Wednesday, June 19, 2024

The Blurry Monk and the Sleek Advertisement

 

                                                {click on image to enlarge}

I was sitting in a coffeehouse in Phnom Penh when I saw this monk walking toward the large advertisement. In Phnom Penh monks wander around in the mornings "begging" for donations or food. 

I saw very poor shop owners provide monks with money because, from what I was told, they believe it is good luck to do this and bad luck not to do this. Buddhist monks must thank God for superstition every day of the week; without it they would probably get a lot less food and money.

So I saw the monk moving toward the advert and I thought that if I snapped a photo it would be a good contrast between the (alleged) values of the monk and the values of the advert.
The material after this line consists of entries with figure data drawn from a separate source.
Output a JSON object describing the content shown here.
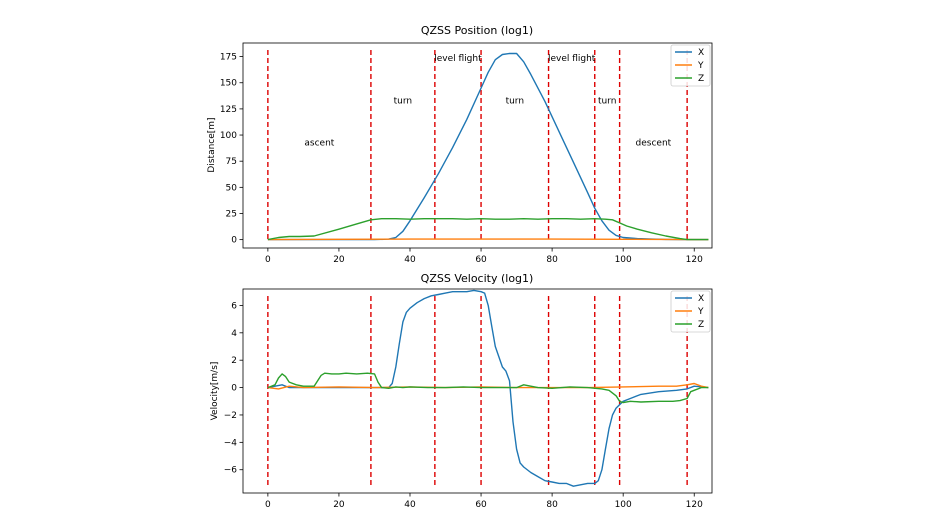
{
  "chart_data": [
    {
      "type": "line",
      "title": "QZSS Position (log1)",
      "xlabel": "",
      "ylabel": "Distance[m]",
      "xlim": [
        -7,
        125
      ],
      "ylim": [
        -8,
        188
      ],
      "xticks": [
        0,
        20,
        40,
        60,
        80,
        100,
        120
      ],
      "yticks": [
        0,
        25,
        50,
        75,
        100,
        125,
        150,
        175
      ],
      "legend": "top-right",
      "phase_lines": [
        0,
        29,
        47,
        60,
        79,
        92,
        99,
        118
      ],
      "phase_line_color": "#dd0000",
      "phase_labels": [
        {
          "text": "ascent",
          "x": 14.5,
          "y": 90
        },
        {
          "text": "turn",
          "x": 38,
          "y": 130
        },
        {
          "text": "level flight",
          "x": 53.5,
          "y": 171
        },
        {
          "text": "turn",
          "x": 69.5,
          "y": 130
        },
        {
          "text": "level flight",
          "x": 85.5,
          "y": 171
        },
        {
          "text": "turn",
          "x": 95.5,
          "y": 130
        },
        {
          "text": "descent",
          "x": 108.5,
          "y": 90
        }
      ],
      "series": [
        {
          "name": "X",
          "color": "#1f77b4",
          "x": [
            0,
            10,
            20,
            30,
            34,
            36,
            38,
            40,
            44,
            48,
            52,
            56,
            60,
            62,
            64,
            66,
            68,
            70,
            72,
            74,
            78,
            82,
            86,
            90,
            92,
            94,
            96,
            98,
            100,
            104,
            108,
            112,
            116,
            120,
            124
          ],
          "y": [
            0,
            0,
            0,
            0,
            0.5,
            2,
            8,
            18,
            40,
            63,
            88,
            115,
            145,
            160,
            172,
            177,
            178,
            178,
            170,
            158,
            132,
            103,
            74,
            45,
            30,
            18,
            9,
            4,
            2,
            1,
            0.5,
            0.2,
            0,
            0,
            0
          ]
        },
        {
          "name": "Y",
          "color": "#ff7f0e",
          "x": [
            0,
            20,
            40,
            60,
            80,
            100,
            120,
            124
          ],
          "y": [
            0,
            0.3,
            0.5,
            0.5,
            0.5,
            0.3,
            0,
            0
          ]
        },
        {
          "name": "Z",
          "color": "#2ca02c",
          "x": [
            0,
            3,
            6,
            9,
            13,
            20,
            25,
            29,
            32,
            36,
            40,
            44,
            48,
            52,
            56,
            60,
            64,
            68,
            72,
            76,
            80,
            84,
            88,
            92,
            95,
            97,
            99,
            101,
            104,
            108,
            112,
            116,
            118,
            120,
            124
          ],
          "y": [
            0,
            2,
            3,
            3,
            3.5,
            10,
            15,
            19,
            20,
            20,
            19.5,
            20,
            20,
            20,
            19.5,
            20,
            19.5,
            19.5,
            20,
            19.5,
            20,
            20,
            19.5,
            20,
            19.5,
            19,
            16,
            13,
            10,
            6.5,
            3.5,
            1,
            0,
            0,
            0
          ]
        }
      ]
    },
    {
      "type": "line",
      "title": "QZSS  Velocity (log1)",
      "xlabel": "",
      "ylabel": "Velocity[m/s]",
      "xlim": [
        -7,
        125
      ],
      "ylim": [
        -7.7,
        7.2
      ],
      "xticks": [
        0,
        20,
        40,
        60,
        80,
        100,
        120
      ],
      "yticks": [
        -6,
        -4,
        -2,
        0,
        2,
        4,
        6
      ],
      "legend": "top-right",
      "phase_lines": [
        0,
        29,
        47,
        60,
        79,
        92,
        99,
        118
      ],
      "phase_line_color": "#dd0000",
      "series": [
        {
          "name": "X",
          "color": "#1f77b4",
          "x": [
            0,
            2,
            4,
            6,
            10,
            20,
            30,
            34,
            35,
            36,
            37,
            38,
            39,
            40,
            42,
            44,
            46,
            48,
            50,
            52,
            54,
            56,
            58,
            60,
            61,
            62,
            63,
            64,
            66,
            67,
            68,
            69,
            70,
            71,
            72,
            74,
            76,
            78,
            80,
            82,
            84,
            86,
            88,
            90,
            92,
            93,
            94,
            95,
            96,
            97,
            98,
            100,
            102,
            105,
            110,
            115,
            118,
            120,
            124
          ],
          "y": [
            0,
            0.1,
            0.2,
            0,
            0,
            0,
            0,
            0,
            0.3,
            1.5,
            3.2,
            4.8,
            5.5,
            5.8,
            6.2,
            6.5,
            6.7,
            6.8,
            6.9,
            7.0,
            7.0,
            7.0,
            7.1,
            7.0,
            6.9,
            6.0,
            4.5,
            3.0,
            1.5,
            1.2,
            0.5,
            -2.5,
            -4.5,
            -5.5,
            -5.8,
            -6.2,
            -6.5,
            -6.8,
            -6.9,
            -7.0,
            -7.0,
            -7.2,
            -7.1,
            -7.0,
            -7.0,
            -6.8,
            -6.0,
            -4.5,
            -3.0,
            -2.0,
            -1.5,
            -1.0,
            -0.8,
            -0.5,
            -0.3,
            -0.2,
            -0.1,
            0.1,
            0
          ]
        },
        {
          "name": "Y",
          "color": "#ff7f0e",
          "x": [
            0,
            3,
            6,
            10,
            20,
            30,
            40,
            50,
            60,
            70,
            80,
            90,
            100,
            110,
            115,
            118,
            120,
            122,
            124
          ],
          "y": [
            0,
            -0.1,
            0.1,
            0,
            0.05,
            0,
            0.05,
            0,
            0.05,
            0,
            0,
            0,
            0.05,
            0.1,
            0.1,
            0.2,
            0.3,
            0.1,
            0
          ]
        },
        {
          "name": "Z",
          "color": "#2ca02c",
          "x": [
            0,
            2,
            3,
            4,
            5,
            6,
            8,
            10,
            13,
            15,
            16,
            18,
            20,
            22,
            25,
            28,
            30,
            31,
            32,
            34,
            36,
            38,
            40,
            45,
            50,
            55,
            60,
            65,
            70,
            72,
            74,
            76,
            80,
            85,
            90,
            94,
            96,
            98,
            99,
            100,
            102,
            105,
            110,
            114,
            116,
            118,
            119,
            120,
            122,
            124
          ],
          "y": [
            0,
            0.2,
            0.7,
            1.0,
            0.8,
            0.4,
            0.2,
            0.1,
            0.1,
            0.9,
            1.05,
            1.0,
            1.0,
            1.05,
            1.0,
            1.05,
            1.0,
            0.4,
            0.0,
            -0.05,
            0.05,
            0.0,
            0.05,
            0.0,
            0.0,
            0.05,
            0.0,
            0.0,
            0.0,
            0.2,
            0.1,
            0.0,
            -0.05,
            0.05,
            0.0,
            -0.1,
            -0.2,
            -0.6,
            -1.0,
            -1.1,
            -1.0,
            -1.05,
            -1.0,
            -1.0,
            -0.95,
            -0.8,
            -0.3,
            -0.2,
            0.0,
            0.0
          ]
        }
      ]
    }
  ]
}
The photo didn't come out that well because of the glare from the glass through which I took the shot and the fact that the monk was moving and he came out blurry.

Yet, I think the photo still works and I wanted to share it out here. 

The monk is moving, he is blurry, because he represents transience or impermanence. He is constantly aging. 

The jewelry ad represents a type of permanence, or it represents the permanence of the inequality that is readily seen in Cambodia and other 4th world countries.

Cambodia has suffered from 39 years of a dictatorship which is going to be followed by several years of a dictatorship from the original dictator's son. For 39 years the dictator, a former Khmer Rouge officer, did very little to lift his people out of poverty.

If you go to Cambodia it will break your heart. The level of poverty was worse than anything I had seen elsewhere and I have traveled to 11 Asian countries.

But back to the monk. Another thing I wanted to ask through this photo is: to what extent is the monk really divorced from the economic system he begs from, and to what extent is he participating in that economic system?